A Cuban couple on the Malecon in Havana. (Photo: Raquel Perez)

HAVANA TIMES — Elias Carranza, a senior UN official for the Prevention of Crime and the Treatment of Offenders Institute, said Cuba is the safest country in the region.

It is free of the critical situation of violence that characterizes the continent, with the island having made great achievements in reducing crime.

I immediately started looking for information about the most common crimes on the island and figures that could be compared to other countries in the region, but authorities refused to give me practically any information concerning this.

Nor does the issue appear in the national media. There’s no “crime page” and nothing is published about crime, robberies, rapes or murders. Nothing was even written when 33 patients starved to death in a Havana psychiatric hospital.

To counter the vacuum, citizens created “Radio Bemba” (Radio Lips), where information is transmitted from person to person. It’s true that the information is distorted a bit, but it travels with astonishing speed. Within hours, news of a crime that occurred in Holguin Province can reach Havana.

Living in Cuba, one “feels” fairly safe. No one is afraid of walking around at night, and I’ve wandered through the worst slums without ever being attacked. In 20 years, the most violent experience I suffered was someone pulling on my wife’s handbag in Old Havana.

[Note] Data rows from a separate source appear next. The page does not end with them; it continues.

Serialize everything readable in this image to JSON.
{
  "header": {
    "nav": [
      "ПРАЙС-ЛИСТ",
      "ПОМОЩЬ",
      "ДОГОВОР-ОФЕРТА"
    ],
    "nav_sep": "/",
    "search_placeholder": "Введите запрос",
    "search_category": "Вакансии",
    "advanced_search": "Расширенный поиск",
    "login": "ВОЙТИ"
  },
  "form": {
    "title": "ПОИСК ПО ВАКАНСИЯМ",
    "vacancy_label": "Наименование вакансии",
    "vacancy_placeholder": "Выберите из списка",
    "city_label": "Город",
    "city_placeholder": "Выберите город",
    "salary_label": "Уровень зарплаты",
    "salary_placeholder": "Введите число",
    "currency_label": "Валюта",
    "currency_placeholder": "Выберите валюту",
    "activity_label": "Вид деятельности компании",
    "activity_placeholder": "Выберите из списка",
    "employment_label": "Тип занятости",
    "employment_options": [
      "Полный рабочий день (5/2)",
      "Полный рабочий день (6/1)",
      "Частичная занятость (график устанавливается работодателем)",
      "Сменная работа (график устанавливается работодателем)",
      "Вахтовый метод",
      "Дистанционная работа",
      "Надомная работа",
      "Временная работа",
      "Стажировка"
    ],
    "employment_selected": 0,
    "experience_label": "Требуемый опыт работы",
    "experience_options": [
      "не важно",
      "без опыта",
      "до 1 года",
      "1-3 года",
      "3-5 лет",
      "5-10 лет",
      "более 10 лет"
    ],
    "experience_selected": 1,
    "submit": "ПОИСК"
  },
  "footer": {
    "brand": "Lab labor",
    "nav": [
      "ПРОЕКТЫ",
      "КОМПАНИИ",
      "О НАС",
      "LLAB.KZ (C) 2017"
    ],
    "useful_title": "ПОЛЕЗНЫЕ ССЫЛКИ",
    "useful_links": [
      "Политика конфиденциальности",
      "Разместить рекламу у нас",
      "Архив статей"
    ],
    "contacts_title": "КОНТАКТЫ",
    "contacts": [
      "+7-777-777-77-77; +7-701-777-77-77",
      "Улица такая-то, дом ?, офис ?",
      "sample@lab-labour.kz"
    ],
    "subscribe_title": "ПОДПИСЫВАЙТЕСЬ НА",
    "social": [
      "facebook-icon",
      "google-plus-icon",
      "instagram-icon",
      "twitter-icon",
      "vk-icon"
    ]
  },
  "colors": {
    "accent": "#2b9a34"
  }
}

And I’m not alone. An African American cameraman, who worked in Cuba and hung around in the most “difficult” neighborhoods of Havana, told us laughing that Cuban criminals are toddlers compared to the ones in the New York City neighborhood where he grew up.

According to UNICEF there is no malnuturition in Cuba. Photo: Raquel Perez

Looking around us — in Haiti, Mexico, Central America, Colombia, Venezuela, Brazil, the United States — one wonders how Cubans have managed to maintain such minimal levels of social violence. The answer involves many factors, and none is easy to analyze.

Prior to 1959, the island wasn’t so peaceful. The gun-toting criminals became such a force that one president of the republic was forced to negotiate with them and appointed some of them police officers. Later, to complete the task, the US mafia appeared and took over the casinos.

The control of violent crime in Cuba can be thanked firstly to Washington, which required the island to create a highly efficient security service, one that for years was capable of infiltrating and maintaining a spy in the US Defense Intelligence Agency (DIA).

They learned to fend off violent planned attacks by their neighbor — invasions, assassination attempts, bombings, sabotage, uprisings, etc. — and then applied those same principles and the same techniques to get rid of common criminals.

They infiltrated the most violent criminal groups and captured their members one by one. Ultimately, some of those wrongdoers went to the wall, others ended up in jail and many left the country, taking advantage of the immigration facilities offered by the United States to all Cubans.

In the late 90’s, narco-trafficking had begun to grow on the island – moving a larger volume of drugs, achieving a certain stability in the supply, and having bought off some policemen. At the same time, more violent crimes began being committed, some of them appalling.

Therefore the intelligence services sprang into action supported with information from the Committees for the Defense of the Revolution (CDR) in a nationwide operation to put the major traffickers and their accomplices in jail.

All Cuban children attend school. Photo: Raquel Perez

There’s a CDR on every block of every city or town, each doing night-watch duty across the entire island. These played a key role in dismantling the violent opposition in the 1960s, though their surveillance activity is also an obstacle to criminal activity in general.

For decades the CDR branches were so powerful that they extended political guarantees to area residents. Today they have lost ground and have become a kind of tropical version of the cameras that monitor the streets of European cities – the ones that are always watching us but which we never see.

I confess that sometimes the CDR activists can be annoying. If a stranger stays over at my house for a few days, they’ll drop by to ask and jot down their personal data. If I were harboring a criminal, a CIA operative or some lover, it would all be just as complicated.

Notwithstanding all this, the most important component for containing the level of social violence could be the care given to children. Like former vice president Carlos Lage told the UN, 200 million children around the world sleep in the streets – but none of them is Cuban.

This explains why there are no adolescent hired guns, gang members, drug dealers or gangs of teenaged robbers in Cuba. It’s natural that these don’t exist since there’s not a single street child; all youth are under the protection of their families or state institutions.

The most effective incubator of violent offenders is the social violence suffered by millions of children around the world, those who are abandoned by their parents, sleeping in parks, eating garbage, sexually assaulted and sniffing glue.

There’s no need to go to the slums on the continent to understand why the writer Mario Benedetti noted that childhood “is often a lost paradise, and for others it’s a hell of shit.” It could be added that it’s in the fires of those hells where our worst demons are forged.

(*) An authorized Havana Times translation of the original published by BBC Mundo.